余談になるが、「がっつき屋」は冬はおでんともんじゃ、夏はかき氷を出していたが、何しろ店を仕切るおばさんが怖かった。冬はもんじゃを食べるために集まる子供達の社交場でもあったが、グズグズ焼いて長居をしていると必ず怒鳴られた。おでんを買う時に誤って10円玉をおでん鍋に落としたことがあったが、「もう一度金持ってこい」と怒鳴られ仰天した。落とした10円は払ったことにならないのだ。憤慨したがおばさんの威圧的な声にクチュンとなって帰宅した。あのおでん鍋にはどれほどの10円玉が溜まっていただろうか。良い出汁になっていたに違いない。ともかくも、近所でも早々にテレビを買い込み、子供から金を取ってアニメを見せたビジネス力は大したものだと思う。
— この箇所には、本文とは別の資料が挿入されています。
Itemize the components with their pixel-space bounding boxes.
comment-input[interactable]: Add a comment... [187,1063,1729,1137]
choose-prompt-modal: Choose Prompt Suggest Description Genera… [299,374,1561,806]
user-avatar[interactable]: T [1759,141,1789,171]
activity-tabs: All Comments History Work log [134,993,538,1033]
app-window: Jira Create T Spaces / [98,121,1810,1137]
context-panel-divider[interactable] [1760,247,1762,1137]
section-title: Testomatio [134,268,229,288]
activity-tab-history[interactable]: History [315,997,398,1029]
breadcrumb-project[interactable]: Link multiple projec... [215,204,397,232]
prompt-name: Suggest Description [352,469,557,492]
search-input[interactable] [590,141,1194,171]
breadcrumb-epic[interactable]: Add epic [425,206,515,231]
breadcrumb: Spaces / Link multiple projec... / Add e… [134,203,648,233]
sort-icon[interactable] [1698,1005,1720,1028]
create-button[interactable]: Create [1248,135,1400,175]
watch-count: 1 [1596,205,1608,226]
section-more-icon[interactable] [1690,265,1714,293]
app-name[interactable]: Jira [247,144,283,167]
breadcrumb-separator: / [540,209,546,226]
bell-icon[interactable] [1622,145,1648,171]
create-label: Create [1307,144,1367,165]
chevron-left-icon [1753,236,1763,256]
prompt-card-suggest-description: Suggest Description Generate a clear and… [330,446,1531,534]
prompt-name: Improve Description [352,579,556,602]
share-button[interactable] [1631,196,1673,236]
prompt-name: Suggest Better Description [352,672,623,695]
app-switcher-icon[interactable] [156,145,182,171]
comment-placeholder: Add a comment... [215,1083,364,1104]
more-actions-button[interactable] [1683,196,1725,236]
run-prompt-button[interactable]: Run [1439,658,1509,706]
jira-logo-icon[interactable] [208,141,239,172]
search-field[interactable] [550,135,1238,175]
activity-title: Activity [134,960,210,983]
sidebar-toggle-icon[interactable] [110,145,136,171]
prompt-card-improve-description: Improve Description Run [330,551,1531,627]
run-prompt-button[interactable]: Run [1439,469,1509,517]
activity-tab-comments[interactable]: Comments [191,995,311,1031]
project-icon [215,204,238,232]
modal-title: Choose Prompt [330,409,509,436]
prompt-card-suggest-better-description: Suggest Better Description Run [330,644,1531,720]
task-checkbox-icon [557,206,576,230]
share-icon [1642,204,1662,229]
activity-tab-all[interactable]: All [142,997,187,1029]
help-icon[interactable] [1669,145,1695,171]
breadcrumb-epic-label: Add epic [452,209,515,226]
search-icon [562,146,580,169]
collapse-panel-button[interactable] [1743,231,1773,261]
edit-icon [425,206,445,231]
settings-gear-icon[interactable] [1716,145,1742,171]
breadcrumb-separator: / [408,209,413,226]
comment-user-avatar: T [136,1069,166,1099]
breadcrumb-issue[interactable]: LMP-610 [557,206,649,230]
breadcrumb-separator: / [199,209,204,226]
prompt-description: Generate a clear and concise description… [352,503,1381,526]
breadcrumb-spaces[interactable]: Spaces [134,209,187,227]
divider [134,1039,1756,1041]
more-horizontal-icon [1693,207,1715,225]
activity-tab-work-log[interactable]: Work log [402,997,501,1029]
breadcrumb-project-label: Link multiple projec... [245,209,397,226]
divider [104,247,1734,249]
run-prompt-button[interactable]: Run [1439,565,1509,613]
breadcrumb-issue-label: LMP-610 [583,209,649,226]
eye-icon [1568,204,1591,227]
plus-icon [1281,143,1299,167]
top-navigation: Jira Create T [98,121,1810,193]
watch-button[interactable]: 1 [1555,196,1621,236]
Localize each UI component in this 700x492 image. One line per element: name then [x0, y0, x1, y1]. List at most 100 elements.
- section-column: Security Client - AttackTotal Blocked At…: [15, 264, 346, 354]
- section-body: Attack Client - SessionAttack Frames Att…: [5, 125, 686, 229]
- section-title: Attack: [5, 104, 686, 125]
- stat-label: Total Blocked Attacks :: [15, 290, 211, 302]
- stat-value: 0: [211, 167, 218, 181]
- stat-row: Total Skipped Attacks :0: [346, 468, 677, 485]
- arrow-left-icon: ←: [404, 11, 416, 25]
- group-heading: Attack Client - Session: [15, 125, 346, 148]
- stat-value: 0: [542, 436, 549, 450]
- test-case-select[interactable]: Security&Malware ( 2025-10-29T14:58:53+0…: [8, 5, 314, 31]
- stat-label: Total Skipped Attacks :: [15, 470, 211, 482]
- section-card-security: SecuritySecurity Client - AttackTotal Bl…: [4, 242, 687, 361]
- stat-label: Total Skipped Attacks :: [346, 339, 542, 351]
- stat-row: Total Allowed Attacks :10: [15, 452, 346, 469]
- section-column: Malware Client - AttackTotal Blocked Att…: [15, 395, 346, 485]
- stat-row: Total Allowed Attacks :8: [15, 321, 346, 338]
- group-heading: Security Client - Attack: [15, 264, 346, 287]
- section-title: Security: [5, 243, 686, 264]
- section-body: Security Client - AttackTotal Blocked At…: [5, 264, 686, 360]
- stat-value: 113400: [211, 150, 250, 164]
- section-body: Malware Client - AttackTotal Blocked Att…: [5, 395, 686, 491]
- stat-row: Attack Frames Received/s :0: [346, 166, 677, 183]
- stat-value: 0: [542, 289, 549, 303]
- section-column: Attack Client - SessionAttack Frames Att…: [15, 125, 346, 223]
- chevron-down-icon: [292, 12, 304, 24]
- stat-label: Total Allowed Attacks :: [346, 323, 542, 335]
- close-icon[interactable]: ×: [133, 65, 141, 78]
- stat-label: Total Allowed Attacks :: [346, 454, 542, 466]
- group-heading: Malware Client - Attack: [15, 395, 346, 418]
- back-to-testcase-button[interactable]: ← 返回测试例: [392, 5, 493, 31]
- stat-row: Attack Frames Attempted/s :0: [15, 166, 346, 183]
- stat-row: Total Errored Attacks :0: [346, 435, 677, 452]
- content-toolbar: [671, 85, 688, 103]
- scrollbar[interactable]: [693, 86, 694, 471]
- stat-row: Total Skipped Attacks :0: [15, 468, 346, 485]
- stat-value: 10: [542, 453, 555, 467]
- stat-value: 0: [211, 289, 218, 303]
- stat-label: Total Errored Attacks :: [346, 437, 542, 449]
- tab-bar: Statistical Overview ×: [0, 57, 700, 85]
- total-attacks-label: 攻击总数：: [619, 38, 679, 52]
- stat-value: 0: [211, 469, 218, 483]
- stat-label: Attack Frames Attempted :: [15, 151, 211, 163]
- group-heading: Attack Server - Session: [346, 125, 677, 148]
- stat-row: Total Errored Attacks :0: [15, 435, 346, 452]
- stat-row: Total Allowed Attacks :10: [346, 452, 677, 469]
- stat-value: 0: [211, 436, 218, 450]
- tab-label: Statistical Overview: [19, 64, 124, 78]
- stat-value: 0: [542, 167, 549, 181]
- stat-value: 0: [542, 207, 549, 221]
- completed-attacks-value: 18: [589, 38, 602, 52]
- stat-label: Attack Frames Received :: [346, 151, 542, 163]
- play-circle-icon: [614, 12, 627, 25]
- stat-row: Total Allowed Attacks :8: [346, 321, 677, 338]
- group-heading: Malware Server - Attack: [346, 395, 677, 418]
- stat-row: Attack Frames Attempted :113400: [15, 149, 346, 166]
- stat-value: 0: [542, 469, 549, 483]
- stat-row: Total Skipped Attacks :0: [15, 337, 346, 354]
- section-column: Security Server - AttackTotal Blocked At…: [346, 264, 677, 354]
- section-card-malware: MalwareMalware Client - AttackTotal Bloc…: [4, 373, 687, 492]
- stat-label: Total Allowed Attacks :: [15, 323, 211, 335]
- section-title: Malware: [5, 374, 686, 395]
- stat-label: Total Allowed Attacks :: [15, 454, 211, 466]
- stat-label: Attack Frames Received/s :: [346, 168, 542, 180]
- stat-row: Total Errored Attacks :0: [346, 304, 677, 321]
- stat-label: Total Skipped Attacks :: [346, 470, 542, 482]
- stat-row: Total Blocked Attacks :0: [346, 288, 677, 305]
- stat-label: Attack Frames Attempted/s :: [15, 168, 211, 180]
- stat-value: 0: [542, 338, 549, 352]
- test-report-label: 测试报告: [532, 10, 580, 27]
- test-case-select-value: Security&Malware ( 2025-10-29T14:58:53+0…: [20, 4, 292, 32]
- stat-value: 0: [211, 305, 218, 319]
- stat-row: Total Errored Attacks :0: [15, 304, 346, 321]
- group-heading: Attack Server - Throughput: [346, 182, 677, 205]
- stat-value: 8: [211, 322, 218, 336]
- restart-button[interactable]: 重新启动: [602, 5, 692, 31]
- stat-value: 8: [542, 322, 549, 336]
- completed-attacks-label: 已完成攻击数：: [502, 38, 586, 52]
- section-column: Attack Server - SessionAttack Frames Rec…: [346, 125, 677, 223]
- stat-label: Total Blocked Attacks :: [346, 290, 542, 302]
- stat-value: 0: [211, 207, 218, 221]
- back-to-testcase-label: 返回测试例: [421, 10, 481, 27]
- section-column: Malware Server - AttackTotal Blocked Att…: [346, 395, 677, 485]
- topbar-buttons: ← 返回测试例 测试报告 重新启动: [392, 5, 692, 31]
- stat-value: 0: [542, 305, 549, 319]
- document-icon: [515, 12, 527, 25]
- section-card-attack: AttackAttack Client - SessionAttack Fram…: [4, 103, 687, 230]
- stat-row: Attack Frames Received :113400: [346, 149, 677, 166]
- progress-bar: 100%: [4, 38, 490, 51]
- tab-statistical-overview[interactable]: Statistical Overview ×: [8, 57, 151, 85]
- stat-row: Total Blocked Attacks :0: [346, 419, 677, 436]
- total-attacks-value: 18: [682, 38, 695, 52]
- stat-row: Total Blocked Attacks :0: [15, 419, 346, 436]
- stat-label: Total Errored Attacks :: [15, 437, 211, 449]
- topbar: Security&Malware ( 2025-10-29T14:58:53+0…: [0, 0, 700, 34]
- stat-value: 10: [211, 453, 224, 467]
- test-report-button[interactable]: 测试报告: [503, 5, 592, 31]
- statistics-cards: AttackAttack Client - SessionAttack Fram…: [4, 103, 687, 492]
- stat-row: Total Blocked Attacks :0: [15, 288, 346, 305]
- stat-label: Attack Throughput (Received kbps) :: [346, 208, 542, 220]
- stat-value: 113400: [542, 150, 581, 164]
プロレス中継は、テレビの一般家庭への普及の大いに役だったマンモス番組だったと思う。当時の皇太子が一般人の女性と結婚(1959年)することになって、そのパレードを見るために一気にテレビが普及したというのが表向きのTV普及史だが、私はプロレス中継こそがテレビの普及に貢献したと思っている。

祖母への想いは複雑だが、私の生涯を支えてくれる映画との出会いを作ってくれたという大恩がある。その件については次回に書こうと思う。